AP Calculus BC 6.6 Applying Properties of Definite Integrals - FRQs - Exam Style Questions
No-Calc Question
The graph of the differentiable function \(f\), shown for \(-6\le x\le 7\), has a horizontal tangent at \(x=-2\) and is linear for \(0\le x\le 7\).
Let \(R\) be the region in the second quadrant bounded by the graph of \(f\), the vertical line \(x=-6\), and the \(x\)- and \(y\)-axes. Region \(R\) has area \(12\).
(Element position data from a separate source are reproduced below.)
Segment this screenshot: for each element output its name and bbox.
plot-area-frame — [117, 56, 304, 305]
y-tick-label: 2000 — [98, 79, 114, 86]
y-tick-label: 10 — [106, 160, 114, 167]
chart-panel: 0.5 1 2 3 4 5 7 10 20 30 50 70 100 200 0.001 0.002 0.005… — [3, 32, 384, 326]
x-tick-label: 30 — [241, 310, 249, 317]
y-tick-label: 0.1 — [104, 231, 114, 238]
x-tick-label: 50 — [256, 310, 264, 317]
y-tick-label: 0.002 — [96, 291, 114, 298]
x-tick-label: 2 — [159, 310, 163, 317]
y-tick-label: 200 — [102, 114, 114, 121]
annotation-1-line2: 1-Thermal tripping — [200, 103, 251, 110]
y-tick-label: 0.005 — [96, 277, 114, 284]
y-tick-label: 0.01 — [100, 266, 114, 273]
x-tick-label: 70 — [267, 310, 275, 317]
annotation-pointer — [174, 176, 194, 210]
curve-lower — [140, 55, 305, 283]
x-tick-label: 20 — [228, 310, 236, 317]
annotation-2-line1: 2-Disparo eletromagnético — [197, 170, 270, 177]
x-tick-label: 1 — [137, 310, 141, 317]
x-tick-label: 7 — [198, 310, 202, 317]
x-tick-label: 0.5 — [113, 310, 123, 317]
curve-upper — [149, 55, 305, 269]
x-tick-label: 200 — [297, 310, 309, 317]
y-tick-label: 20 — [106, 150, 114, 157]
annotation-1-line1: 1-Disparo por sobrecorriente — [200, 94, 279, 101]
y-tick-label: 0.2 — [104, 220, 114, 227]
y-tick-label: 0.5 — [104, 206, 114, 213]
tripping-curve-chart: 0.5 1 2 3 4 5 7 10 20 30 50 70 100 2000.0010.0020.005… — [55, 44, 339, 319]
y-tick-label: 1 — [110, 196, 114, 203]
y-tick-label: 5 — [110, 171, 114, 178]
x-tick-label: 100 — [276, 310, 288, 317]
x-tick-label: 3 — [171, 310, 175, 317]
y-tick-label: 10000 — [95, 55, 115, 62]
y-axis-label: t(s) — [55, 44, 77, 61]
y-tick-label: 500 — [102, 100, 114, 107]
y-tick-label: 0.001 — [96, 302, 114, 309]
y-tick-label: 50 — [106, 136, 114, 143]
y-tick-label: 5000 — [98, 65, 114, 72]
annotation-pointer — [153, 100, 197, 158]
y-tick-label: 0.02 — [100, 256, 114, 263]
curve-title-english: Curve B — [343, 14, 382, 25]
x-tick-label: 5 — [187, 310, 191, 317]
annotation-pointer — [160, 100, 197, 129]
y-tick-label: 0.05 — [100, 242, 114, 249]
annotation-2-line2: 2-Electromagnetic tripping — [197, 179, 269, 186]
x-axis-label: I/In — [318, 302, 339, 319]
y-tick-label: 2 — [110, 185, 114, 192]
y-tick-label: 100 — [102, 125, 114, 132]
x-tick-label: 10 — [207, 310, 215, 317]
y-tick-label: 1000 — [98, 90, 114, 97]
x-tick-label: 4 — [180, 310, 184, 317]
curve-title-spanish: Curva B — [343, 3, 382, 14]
(a) The function \(g\) is defined by \(g(x)=\displaystyle\int_{0}^{x} f(t)\,dt\). Find the values of \(g(-6)\), \(g(4)\), and \(g(6)\).
(b) For the function \(g\) defined in part (a), find all values of \(x\) in the interval \(0\le x\le 6\) at which the graph of \(g\) has a critical point. Give a reason for your answer.
(c) The function \(h\) is defined by \(h(x)=\displaystyle\int_{-6}^{x} f'(t)\,dt\). Find the values of \(h(6)\), \(h'(6)\), and \(h”(6)\). Show the work that leads to your answers.
Most-appropriate topic codes:
• TOPIC 6.6: Applying Properties of Definite Integrals (part a) | • TOPIC 6.4: The Fundamental Theorem of Calculus and Accumulation Functions (part b) | • TOPIC 6.7: The Fundamental Theorem of Calculus and Definite Integrals (part c)
▶️ Answer/Explanation
(a) Values of \(g(x)=\displaystyle\int_{0}^{x} f(t)\,dt\)
Use areas and properties of definite integrals.Region \(R\) on \([-6,0]\) has area \(12\) above the \(x\)-axis, so \(\displaystyle \int_{-6}^{0} f(t)\,dt=12\).
\[ g(-6)=\int_{0}^{-6} f(t)\,dt =-\int_{-6}^{0} f(t)\,dt =-12. \]
On \(0\le x\le 6\) the graph is a line through \((0,2)\) and \((6,-1)\).
Slope \(m=\dfrac{-1-2}{6-0}=-\dfrac{3}{6}=-\dfrac12\), so \(f(x)=2-\dfrac{x}{2}\) for \(0\le x\le 6\).
The \(x\)-intercept is at \(x=4\).
\[ g(4)=\int_{0}^{4} f(t)\,dt =\text{(area of triangle base 4, height 2)} =\tfrac12\cdot 4\cdot 2 =4. \]
\[ g(6)=\int_{0}^{6} f(t)\,dt =\underbrace{\int_{0}^{4} f(t)\,dt}_{\text{+ area }=4} +\underbrace{\int_{4}^{6} f(t)\,dt}_{\text{− area }=\,-1} =4-1 =\boxed{3}. \]
(b) Critical points of \(g\) on \(0\le x\le 6\)
By the FTC, \(g'(x)=f(x)\).Critical points occur where \(g'(x)=0\) (and \(f\) is defined).
From the graph, \(f(x)=0\) only at \(x=4\) on \([0,6]\).
Before \(x=4\): \(f(x)>0\Rightarrow g'(x)>0\) (increasing).
After \(x=4\): \(f(x)<0\Rightarrow g'(x)<0\) (decreasing).
Therefore \(x=\boxed{4}\) is the only critical point, and \(g\) has a relative maximum there.
(c) Values for \(h(x)=\displaystyle\int_{-6}^{x} f'(t)\,dt\)
Use the FTC and the fact that the integral of a derivative gives a net change.\[ h(6)=\int_{-6}^{6} f'(t)\,dt =f(6)-f(-6) =(-1)-(0.5) =\boxed{-1.5}. \]
\[ h'(x)=f'(x)\quad\Rightarrow\quad h'(6)=f'(6)=\text{slope of the line on }[0,6] =\boxed{-\tfrac12}. \]
\[ h”(x)=f”(x)\quad\Rightarrow\quad h”(6)=\boxed{0} \] because \(f\) is linear on \(0\le x\le 7\).